Tarikan horizontal dari otot supraspinatus akan
mempertahankan caput humerus dan cavitas glenoidalis. Pada kepala,
garis gravitasinya melewati sendi atlanto-occipitalis sehingga otot-otot
sekitar kepala rileks. Otot tonik pada kepala hanya temporalis yang
berfungsi melawan gravitasi sehingga mulut dapat menutup.
30
8. Keseimbangan
Keseimbangan adalah kemampuan untuk mempertahankan
kesetimbangan tubuh ketika di tempatkan di berbagai posisi,
kemampuan untuk mempertahankan pusat gravitasi pada bidang
tumpu terutama ketika saat posisi tegak, kemampuan untuk
mempertahankan tubuh dalam posisi kesetimbangan maupun dalam
keadaan statik atau dinamik, serta menggunakan aktivitas otot yang
minimal. Keseimbangan juga bisa diartikan sebagai kemampuan
relatif untuk mengontrol pusat massa tubuh (center of mass) atau
pusat gravitasi (center of gravity) terhadap bidang tumpu (base of
support). (Irfan,2010)
Keseimbangan melibatkan berbagai gerakan di setiap segmen
tubuh dengan di dukung oleh sistem muskuloskleletal dan bidang
tumpu. Kemampuan untuk menyeimbangkan massa tubuh dengan
bidang tumpu akan membuat manusia mampu untuk beraktivitas
secara efektif dan efisien.
Keseimbangan terbagi atas dua kelompok, yaitu keseimbangan
statis: kemampuan tubuh untuk menjaga kesetimbangan pada posisi
tetap (sewaktu berdiri dengan satu kaki, berdiri diatas papan
keseimbangan); keseimbangan dinamis adalah kemampuan untuk
mempertahankan kesetimbangan ketika bergerak.
Keseimbangan merupakan interaksi yang kompleks dari
integrasi/interaksi sistem sensorik (vestibular, visual, dan
somatosensorik termasuk proprioceptor) dan muskuloskeletal (otot,
31
sendi, dan jar lunak lain) yang dimodifikasi/diatur dalam otak (kontrol
motorik, sensorik, basal ganglia, cerebellum, area asosiasi) sebagai
respon terhadap perubahan kondisi internal dan eksternal. Dipengaruhi
juga oleh faktor lain seperti, usia, motivasi, kognisi, lingkungan,
kelelahan, pengaruh obat dan pengalaman terdahulu.

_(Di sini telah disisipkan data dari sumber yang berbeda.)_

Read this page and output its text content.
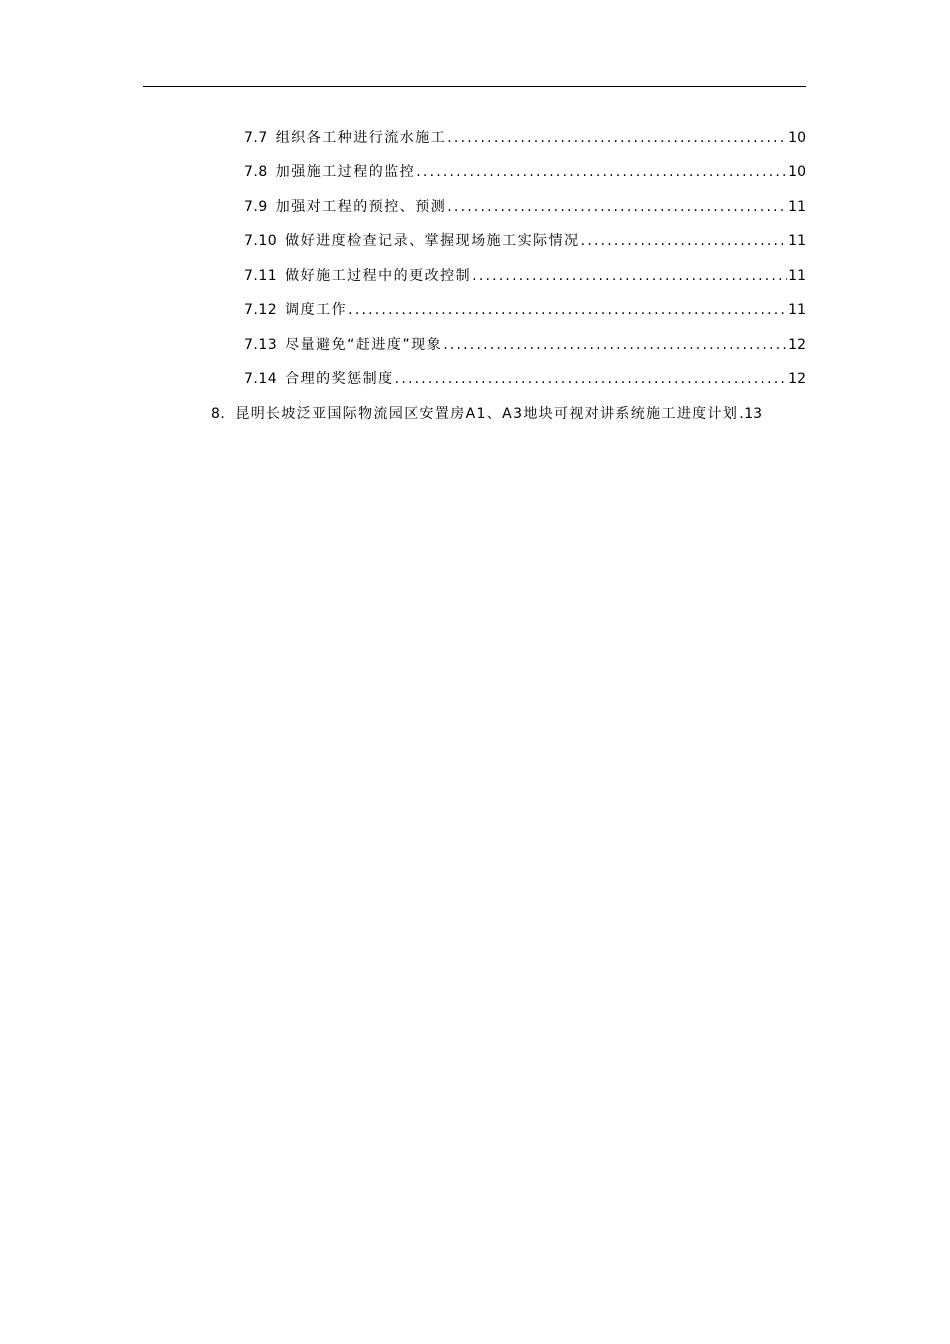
7.7 组织各工种进行流水施工 .....	10
7.8 加强施工过程的监控 .....	10
7.9 加强对工程的预控、预测 .....	11
7.10 做好进度检查记录、掌握现场施工实际情况 .....	11
7.11 做好施工过程中的更改控制 .....	11
7.12 调度工作 .....	11
7.13 尽量避免“赶进度”现象 .....	12
7.14 合理的奖惩制度 .....	12
8. 昆明长坡泛亚国际物流园区安置房A1、A3地块可视对讲系统施工进度计划 . 13
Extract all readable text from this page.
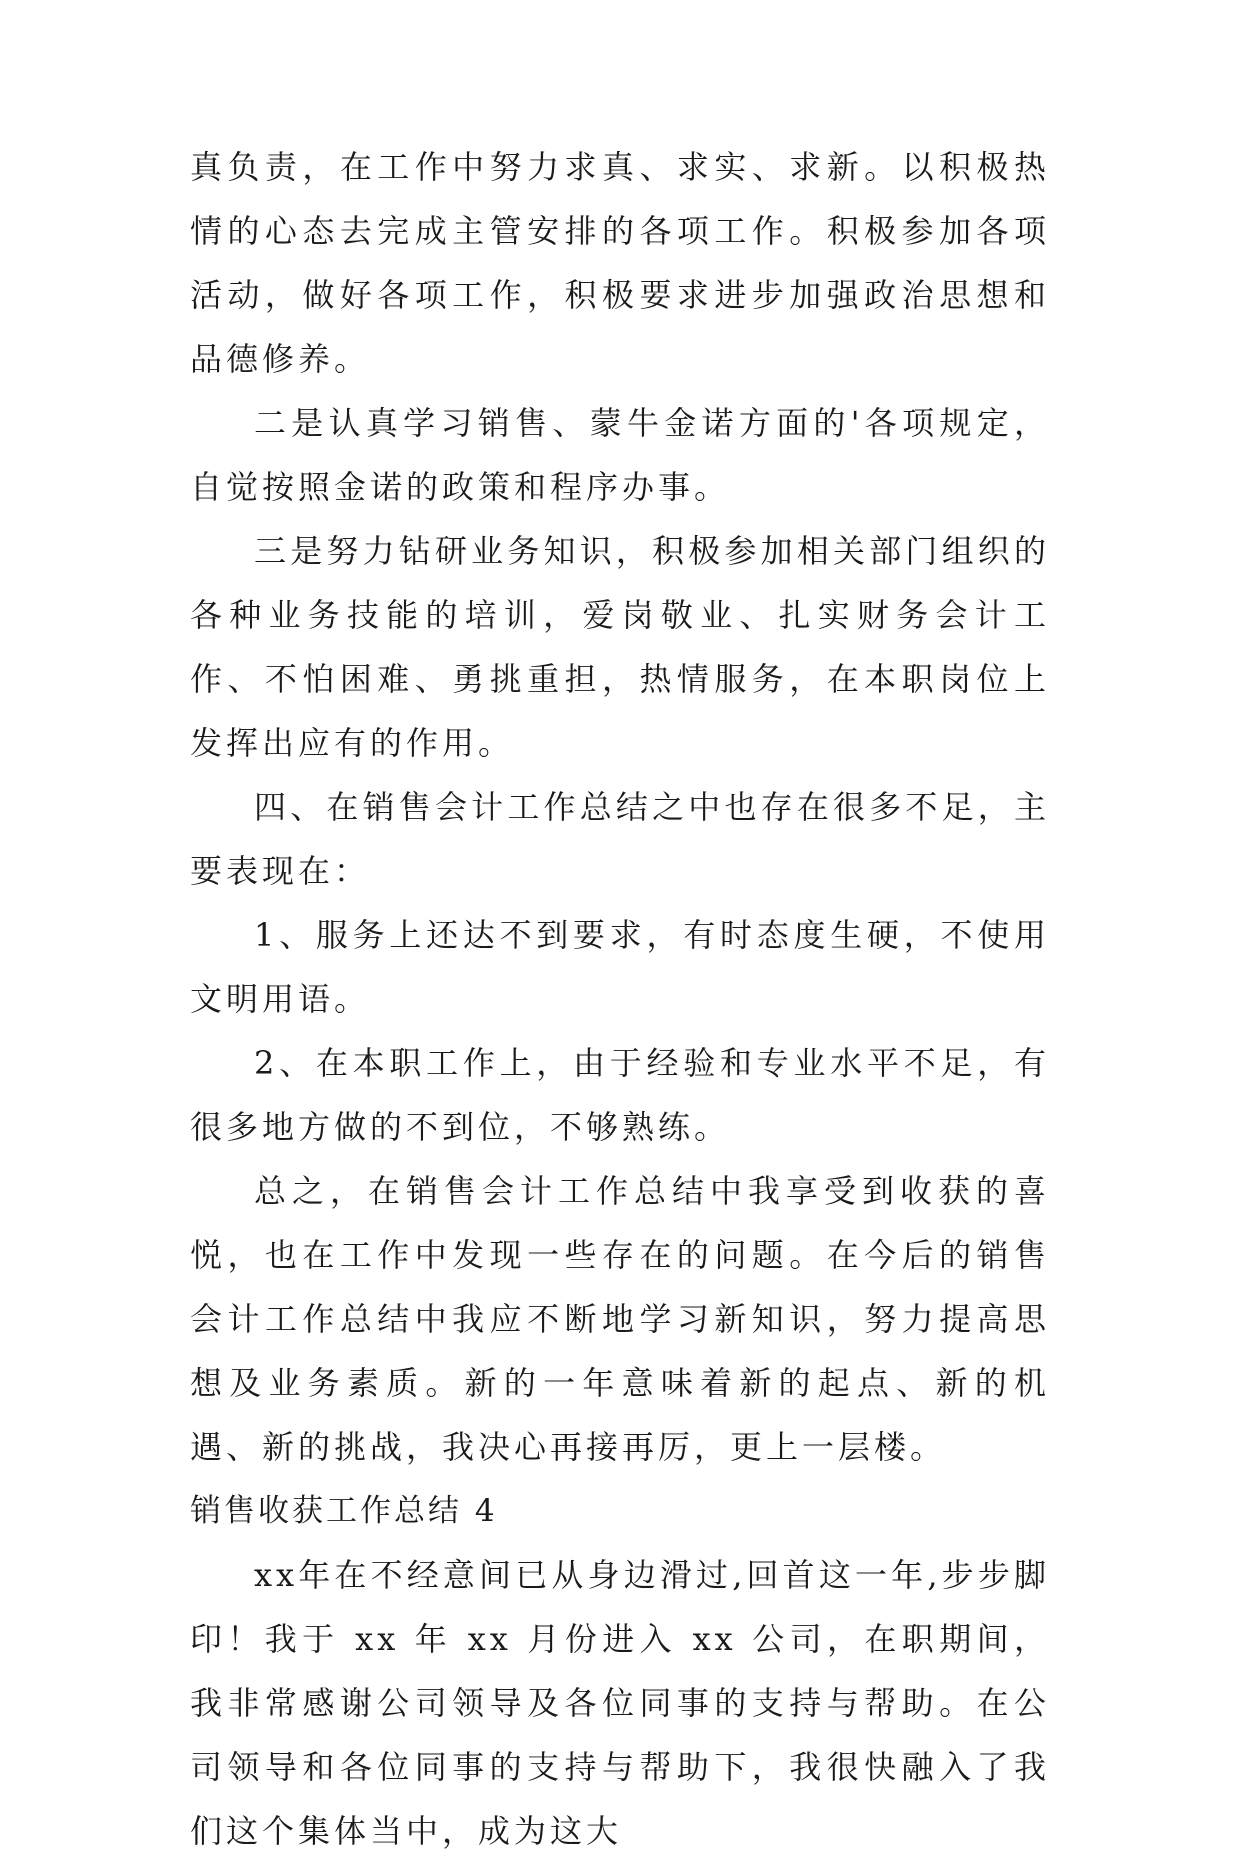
真负责，在工作中努力求真、求实、求新。以积极热情的心态去完成主管安排的各项工作。积极参加各项活动，做好各项工作，积极要求进步加强政治思想和品德修养。

二是认真学习销售、蒙牛金诺方面的'各项规定，自觉按照金诺的政策和程序办事。

三是努力钻研业务知识，积极参加相关部门组织的各种业务技能的培训，爱岗敬业、扎实财务会计工作、不怕困难、勇挑重担，热情服务，在本职岗位上发挥出应有的作用。

四、在销售会计工作总结之中也存在很多不足，主要表现在：

1、服务上还达不到要求，有时态度生硬，不使用文明用语。

2、在本职工作上，由于经验和专业水平不足，有很多地方做的不到位，不够熟练。

总之，在销售会计工作总结中我享受到收获的喜悦，也在工作中发现一些存在的问题。在今后的销售会计工作总结中我应不断地学习新知识，努力提高思想及业务素质。新的一年意味着新的起点、新的机遇、新的挑战，我决心再接再厉，更上一层楼。

销售收获工作总结 4

xx年在不经意间已从身边滑过,回首这一年,步步脚印！我于 xx 年 xx 月份进入 xx 公司，在职期间，我非常感谢公司领导及各位同事的支持与帮助。在公司领导和各位同事的支持与帮助下，我很快融入了我们这个集体当中，成为这大
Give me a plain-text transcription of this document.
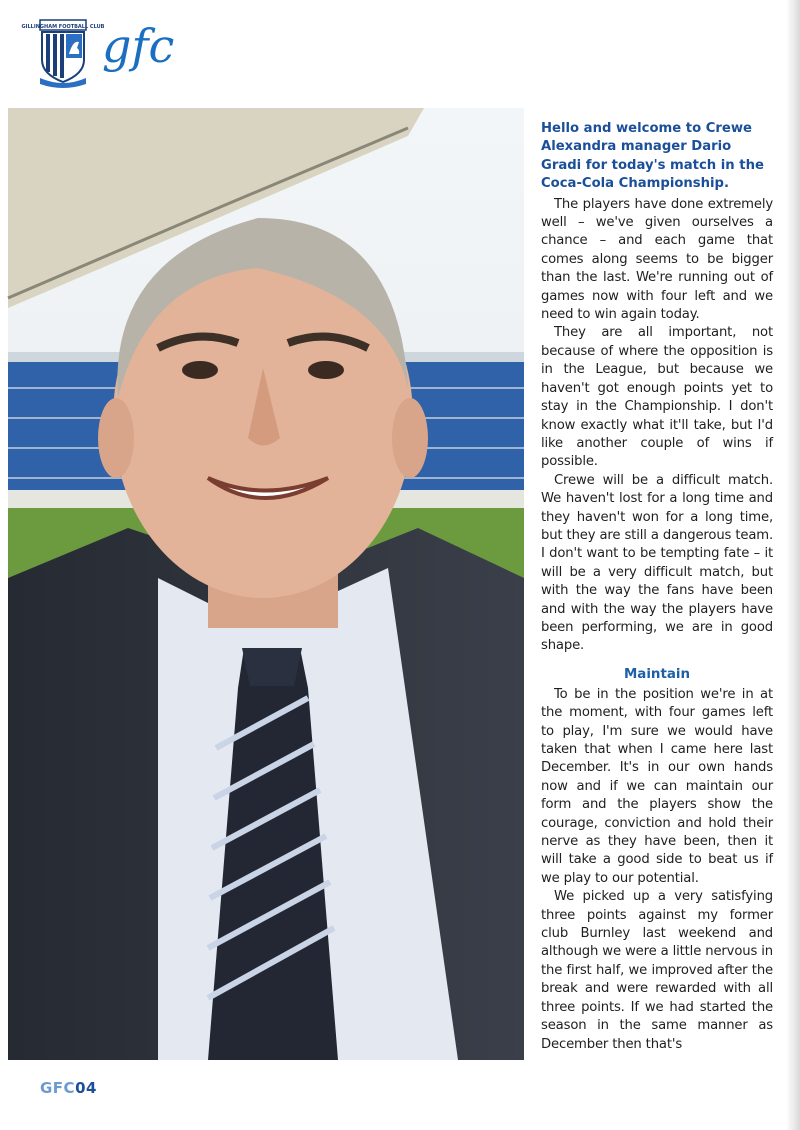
GILLINGHAM FOOTBALL CLUB
gfc

Hello and welcome to Crewe Alexandra manager Dario Gradi for today's match in the Coca-Cola Championship.

The players have done extremely well – we've given ourselves a chance – and each game that comes along seems to be bigger than the last. We're running out of games now with four left and we need to win again today.

They are all important, not because of where the opposition is in the League, but because we haven't got enough points yet to stay in the Championship. I don't know exactly what it'll take, but I'd like another couple of wins if possible.

Crewe will be a difficult match. We haven't lost for a long time and they haven't won for a long time, but they are still a dangerous team. I don't want to be tempting fate – it will be a very difficult match, but with the way the fans have been and with the way the players have been performing, we are in good shape.

Maintain

To be in the position we're in at the moment, with four games left to play, I'm sure we would have taken that when I came here last December. It's in our own hands now and if we can maintain our form and the players show the courage, conviction and hold their nerve as they have been, then it will take a good side to beat us if we play to our potential.

We picked up a very satisfying three points against my former club Burnley last weekend and although we were a little nervous in the first half, we improved after the break and were rewarded with all three points. If we had started the season in the same manner as December then that's

GFC04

Beberapa komponen pengontrol keseimbangan adalah:
a. Sistem Informasi Sensoris.
Sistem informasi sensoris meliputi visual, vestibular, dan
somatosensoris.
1) Visual.
Visual memegang peran penting dalam sistem
sensoris. Mata akan membantu agar tetap fokus pada
titik utama untuk mempertahankan keseimbangan, dan
sebagai monitor tubuh selama melakukan gerak statik
atau dinamik. Penglihatan juga merupakan sumber
utama informasi tentang lingkungan dan tempat kita
berada, penglihatan memegang peran penting untuk
mengidentifikasi dan mengatur jarak gerak sesuai
lingkungan tempat kita berada.
Penglihatan muncul ketika mata menerima sinar
yang berasal dari obyek sesuai jarak pandang. Dengan
informasi visual, maka tubuh dapat menyesuaikan atau
bereaksi terhadap perubahan bidang pada lingkungan
32
aktivitas sehingga memberikan kerja otot yang sinergis
untuk mempertahankan keseimbangan tubuh.
2) Sistem Vestibular.
Komponen vestibular merupakan sistem sensoris
yang berfungsi penting dalam keseimbangan, kontrol
kepala, dan gerak bola mata. Reseptor sensoris
vestibular berada di dalam telinga. Reseptor pada
sistem vestibular meliputi canalis semisircularis,
utrikulus, serta sakulus.
Reseptor dari sistem sensoris ini disebut dengan
sistem labyrinthine. Sistem labyrinthine mendeteksi
perubahan posisi kepala dan percepatan perubahan
sudut.
Melalui refleks vestibulo-occular, mereka
mengontrol gerak mata, terutama ketika melihat
obyek yang bergerak. Mereka meneruskan pesan
melalui saraf cranialis VIII ke nukleus vestibular
yang berlokasi di batang otak. Beberapa stimulus
tidak menuju nukleus vestibular tetapi ke cerebellum,
formatio retikularis, thalamus dan corteks cerebri.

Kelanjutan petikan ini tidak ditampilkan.